EverNightX: I know this is CRAZY, but hear me out.
What if the people who made games actually...knew how to make games? Then they would not have to use someone else's engine.
rtcvb32: Because building an engine is difficult. Kinda like asking to start a taxi service, but you don't want to buy a car for it, so just build it... go ahead, back yard, get to it....
I don't know about you, but writing using trigonometry to get 3D graphics, adding textures, as well as bounds checking, writing your own interrupts to handle sound and music, then attaching that to work with Vulcan DirectX and OpenGL, then on top of that making a game to go with it, aka sounds, music, models, animations, and then the core logic, AI reactions, etc. And if you really want to build from scratch, write your own compiler and own language(s) to go with it, and your own libraries and toolkits.
These common '
engines' are at this point considered part of
'the wheel' i would think at this point. They say don't reinvent the wheel. Even in the mid 90's there were software packages including 80% of basically the DOOM engine to get your started to make your own FPS games.
edit: You know i'd agree with you if it was back in the MS-DOS days. You didn't need special hardware drivers to switch to graphics modes, or anything to handle timing. It literally set a few registers, call specific interrupt, the BIOS would take over and switch graphics, then you are given an address (
B0000-CFFFF if i remember right) and you write your pixels onto the screen memory buffer and it would automatically copy to the screen on the next refresh. You set a timer to go off on a counter which would be your timer, which at it's slowest was like 16hz (i'd have to check).

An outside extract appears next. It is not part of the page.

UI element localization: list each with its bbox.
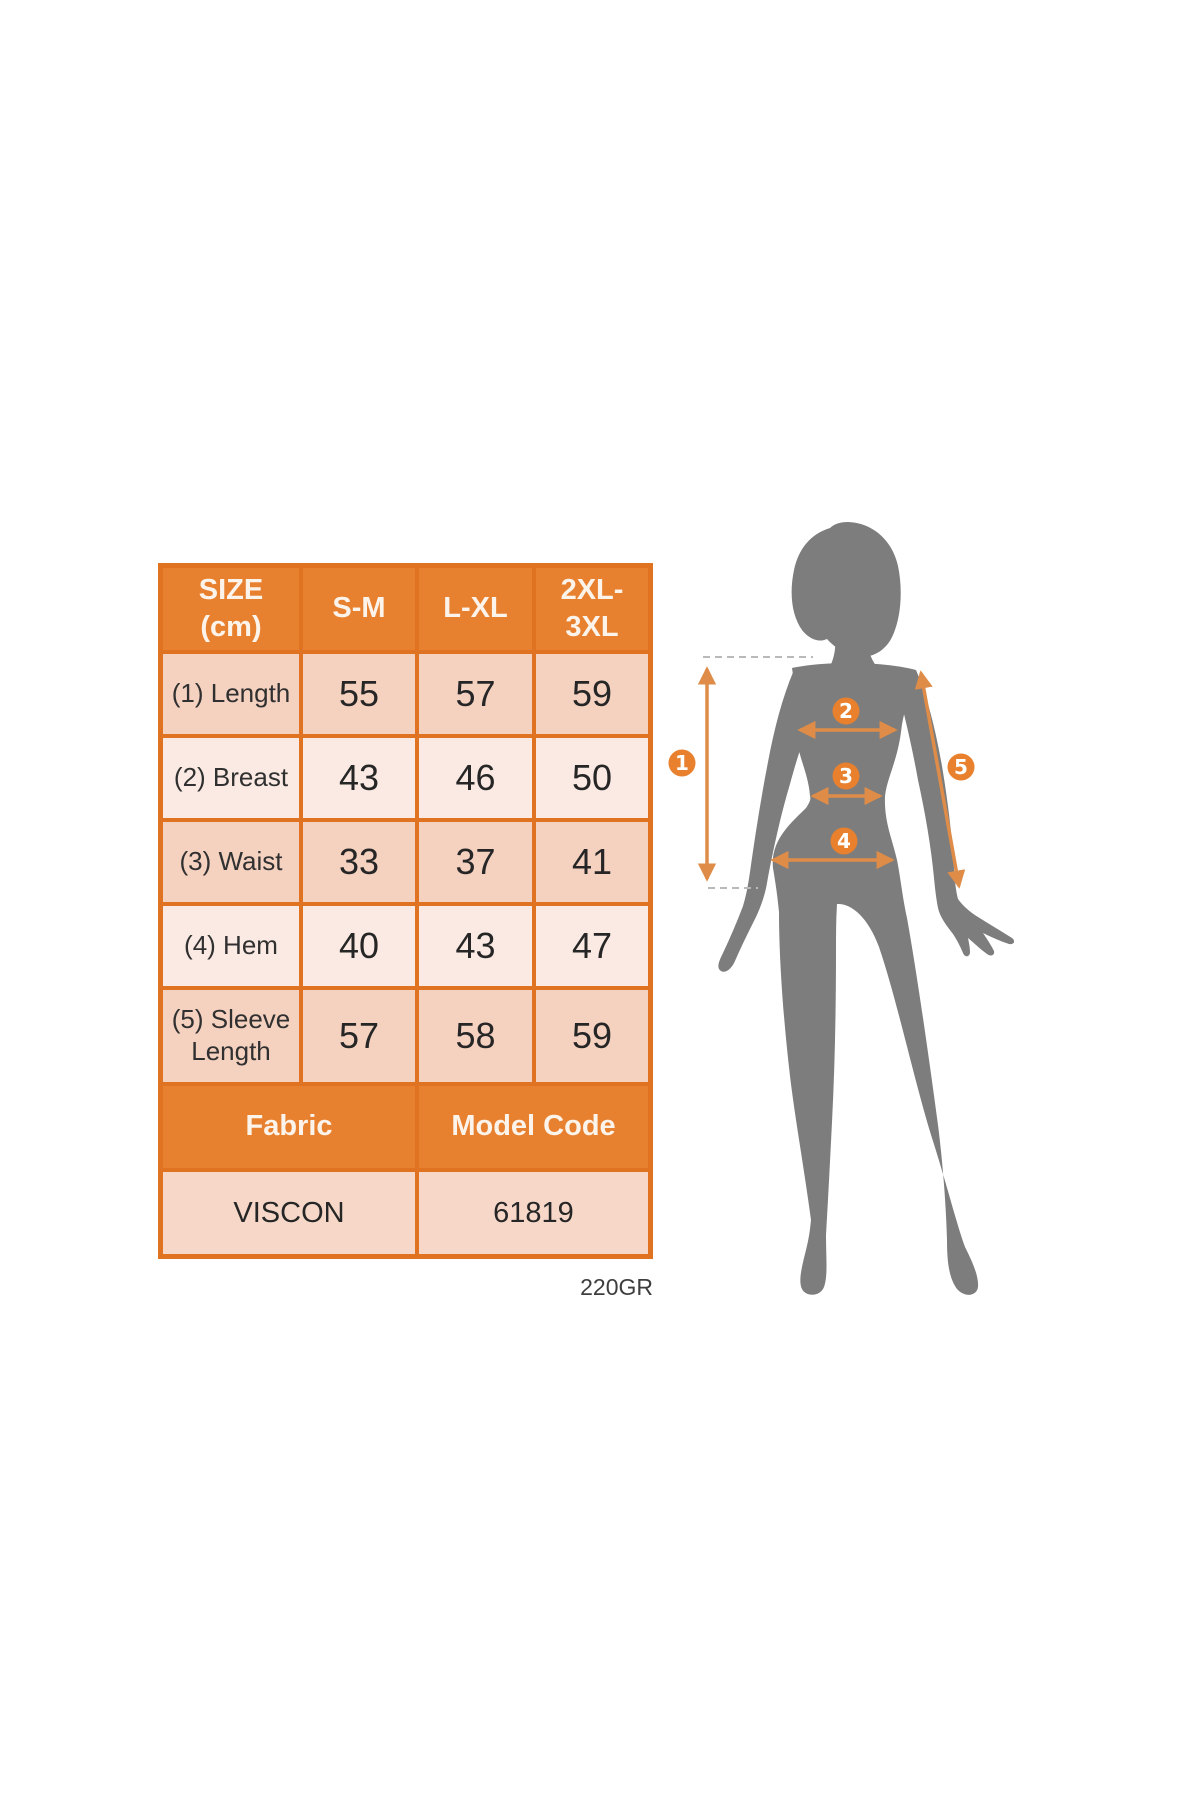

Most models like in Mechwarrior likely had mech models with like 30-40 polygons, and checking if a hit had to be considered was just a box around the mech before getting into more detailed checks. And you could forego or include some textures and it wasn't a big deal.
I think you seriously underestimate what is needed just to get the framework working, before actually working on a game. And if you have to spend 1-2 years building an engine before you start on your game, you likely will get burned out LONG before you finish it.
Personally I lament a lot of the skillset that has been lost that many WESTERN devs. don't have. They are used to working on a standardized PC framework, not the RISC custom stuff on consoles and arcades. They're going to have learn to work on RISCV architecture soon enough so we can really eek out the most performance.
Sadly many don't know how to make an arcade game that really hits the spot and the garbage that Raw Thrills puts out doesn't count.
edit: Someone reminded me here. Given that CDPR is moving to UE, please leave Lumen OFF or figure out a way to turn it off in our options menu. Use Nanite and RT together instead as there is no way in hell that I am going to run DLSS or FSR to play the same at a serviceable framerate at a HD res.